Lamwo community resource center under construction. URN photo

Lamwo, Uganda | THE INDEPENDENT | Lamwo district leaders have expressed concern over the slow pace of work on the 1.5 Billion Shillings resource center in Lamwo town council.

Work on the resource center which is being financed under the Uganda Support to Municipal Infrastructure Development-USMID project started in June 2021, and is projected to be completed within nine months.

However, the leaders have expressed concern over the slow pace of the work, which they say stands at only 35 percent, three months to the contract deadline.
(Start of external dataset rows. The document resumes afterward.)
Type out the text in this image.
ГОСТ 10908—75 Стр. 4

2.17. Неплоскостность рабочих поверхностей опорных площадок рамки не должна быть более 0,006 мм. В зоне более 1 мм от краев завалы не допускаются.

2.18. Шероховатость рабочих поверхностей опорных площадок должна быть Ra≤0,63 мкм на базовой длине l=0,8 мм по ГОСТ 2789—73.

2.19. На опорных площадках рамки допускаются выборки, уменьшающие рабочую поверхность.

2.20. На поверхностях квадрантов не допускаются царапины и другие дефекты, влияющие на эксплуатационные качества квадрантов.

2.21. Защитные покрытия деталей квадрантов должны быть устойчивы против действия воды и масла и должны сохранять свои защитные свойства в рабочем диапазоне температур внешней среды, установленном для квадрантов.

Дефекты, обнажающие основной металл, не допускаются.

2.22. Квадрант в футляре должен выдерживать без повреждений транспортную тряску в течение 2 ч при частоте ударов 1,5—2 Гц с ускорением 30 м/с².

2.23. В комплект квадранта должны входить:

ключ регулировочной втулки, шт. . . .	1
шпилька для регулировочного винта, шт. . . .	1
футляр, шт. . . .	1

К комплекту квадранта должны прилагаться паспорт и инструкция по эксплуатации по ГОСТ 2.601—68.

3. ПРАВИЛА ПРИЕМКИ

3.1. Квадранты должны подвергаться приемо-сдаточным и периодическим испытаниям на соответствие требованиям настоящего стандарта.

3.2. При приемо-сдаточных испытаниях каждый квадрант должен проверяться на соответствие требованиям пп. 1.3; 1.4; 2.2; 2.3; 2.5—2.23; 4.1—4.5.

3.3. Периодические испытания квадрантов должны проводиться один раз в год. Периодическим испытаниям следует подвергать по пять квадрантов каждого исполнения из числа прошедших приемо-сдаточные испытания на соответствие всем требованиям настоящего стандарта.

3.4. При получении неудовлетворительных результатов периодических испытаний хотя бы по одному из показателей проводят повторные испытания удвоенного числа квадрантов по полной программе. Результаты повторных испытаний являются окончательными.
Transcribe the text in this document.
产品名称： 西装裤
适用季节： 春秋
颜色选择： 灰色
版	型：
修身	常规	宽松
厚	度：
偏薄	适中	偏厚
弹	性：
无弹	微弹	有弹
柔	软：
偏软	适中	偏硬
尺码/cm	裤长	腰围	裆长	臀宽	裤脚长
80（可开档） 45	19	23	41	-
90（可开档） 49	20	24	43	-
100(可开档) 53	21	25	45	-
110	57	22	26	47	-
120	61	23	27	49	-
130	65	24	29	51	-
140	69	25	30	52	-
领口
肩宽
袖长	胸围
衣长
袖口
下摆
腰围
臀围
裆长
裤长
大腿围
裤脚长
Geoffrey Osborn Oceng, the Lamwo Resident District Commissioner says that Christone Contractors Uganda Limited, the company contracted to undertake the work has abandoned the site for the past four days.

Wilfred Nyeko, a member of the project management team said the contractor was given 300 Million Shillings at the same time as another contractor who is constructing a market at Palabek Ogili and the market is at a 70 percent completion rate.

“I think the capacity of this particular contractor in terms of financial muscle is wanting. We made several attempts including recommendations but until now work is not progressing well,” Nyekjo said.

The LCV Chairperson of Lamwo, Sisto Ocen Oyet, says that one of the challenges affecting contracts involving infrastructure is the use of contractors sourced from outside the district through the hybrid system.

According to Ocen, the hybrid contractors are disobedient and most of them are not even known by district leaders.

“The only person who knows the contractor is the engineer…we don’t even know what they are doing or taking. Sometimes you can’t even supervise them because you can’t see them. We only follow when they come to us,” Ocen said.

Ocen suggested that the proposal by the President that the contracts be given to the UPDF would help reduce what he termed as unnecessary delays in contract works.

“We tried supervising the contractor of Paloga Seed Secondary School and failed. We talked to him and he just looked at us like fools because he knows he has a godfather in Kampala,” Ocen said.

The project is part of the projects being funded with the Shillings 1.3 trillion the government secured from the World Bank to implement the second phase of the USMID/Additional Financing (USMID/AF) for a period of five years starting the financial year 2018/2019.

The funding has so far covered 18 municipalities. The USMID/AF is purposed to rehabilitate urban roads and other infrastructures such as bus terminals, market stalls, waste management systems, cottage industries, and tourism sites among others in the chosen municipalities.

The community resource center, once completed will have a main block with a community hall having a six-roomed main block, one kitchen block, two 11 stance blocks of drainable latrine with two bath shelters, a borehole to be drilled in the compound, a library, offices, and a boardroom.

Although the fund is meant for municipalities, Lamwo got it because it is one of the refugee-hosting districts and faces pressure on its social amenities and infrastructure.

Lamwo district hosts about 66,552 refugees and asylum seekers mainly from South Sudan, according to the United Nations High Commissioner for Refugees (UNHCR) report of 30 November 2022.